Между тем, о событиях на Амуре узнали в Москве, и задумали послать туда войско князя Н.Н. Лобанова-Ростовского, численностью 3000 человек, а для подготовки похода направили головной отряд дворянина Д.И. Зиновьева, которому поручили наградить Хабарова и вместе с тем собрать сведения о Даурии и упорядочить присоединение новых земель. Прибыв на место в августе 1653 года, Зиновьев немедля потребовал от атамана устройства острогов и распашки казённой десятины. Хабаров воспротивился было, но Зиновьев обвинил строптивца в нераспорядительности и растрате казенных средств. Затем он освободил Полякова с Ивановым и, возвращаясь в Москву, забрал всех троих с собой, назначив начальником О. Степанова Кузнеца, позднее официально утвержденного приказным человеком реки Амура. Однако Степанову, как и его предшественнику, было не до развития собственного производства. Недостаток продовольствия в опустошенных Хабаровым местностях заставлял приказчика думать только о грабеже дауров. Пять лет канаки Степанова совершали походы по Амуру, Сунгари и Уссури, собирая ясак, отнимая хлеб, сражаясь с местным населением и маньчжурами, разоряя улусы и закладывая собственные острожки, пока 30 июня 1658 года очередная маньчжурская рать на 47 судах не окружила их в Корчеевской луке, ниже устья Сунгари. В бою погибли или были пленены 270 человек, сложил свою голову и Степанов. Остальные либо вскоре пали от рук инородцев в низовьях Амура, либо разбежались. На некоторое время русские почти исчезли с берегов реки.

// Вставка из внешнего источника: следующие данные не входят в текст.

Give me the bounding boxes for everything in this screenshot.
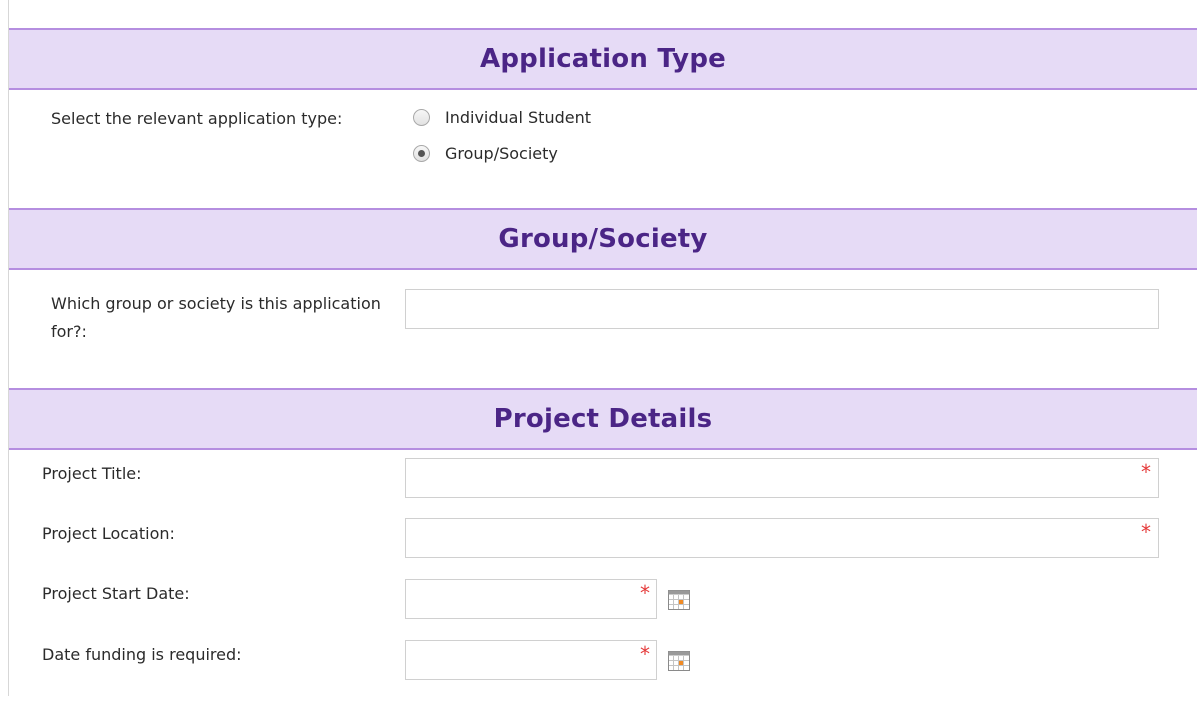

Возвратились они туда спустя семь лет, когда на пепелище Албазина явилась группа казаков во главе со смотрителем Усть-Кутской соляной варницы Н.Р. Черниговским, бежавшим от наказания после убийства илимского воеводы Л. Обухова, обесчестившего его жену. К тому времени маньчжуры, основные силы которых с 1644 года ушли на завоевание Китая и не могли надежно защитить собственные земли от проникновения пришельцев с севера, попытались создать на подступах к своим границам буферную зону. Приняв в расчет образ действий Хабарова и Степанова, они решили подорвать основу "продовольствования" казачьих отрядов в тех местах и переселили дауров и дючеров на реку Нонни (Наньцзян). Люди Черниговского застали Амур опустевшим. Но намерения их были иными, нежели у предшественников, и вскоре на месте прежнего Албазина вырос новый большой острог с тремя башнями, а вокруг него появились избы и пашни. Через шесть лет Черниговский отправил в Нерчинск и Москву богатый ясак, был прощён и назначен албазинским приказчиком.

Год от года множилось число заимок и деревень близ устья Зеи. В трех днях пути от Албазина возникла Покровская слобода, где вскоре насчитывалось более 80 крестьян пахавших государеву десятину. Опираясь на крепкую продовольственную базу, Черниговский и его преемники ходили в низовья Амура за ясаком. В 1677 году выше по течению Зеи был срублен Верхозейский острог, в 1679 - Селемджинский и Долопский. Постепенно по берегам Зеи и Амура сложилась довольно густо заселенная волость. Впрочем, главным городом Забайкалья стал к тому времени Нерчинск, заложенный десятником М. Уразовым на берегу Шилки ещё в 1653 году, но сожжённый инородцами через четыре года и восстановленный спустя год воеводой А.Ф. Пашковым на новом месте - при впадении в Шилку реки Нерчи.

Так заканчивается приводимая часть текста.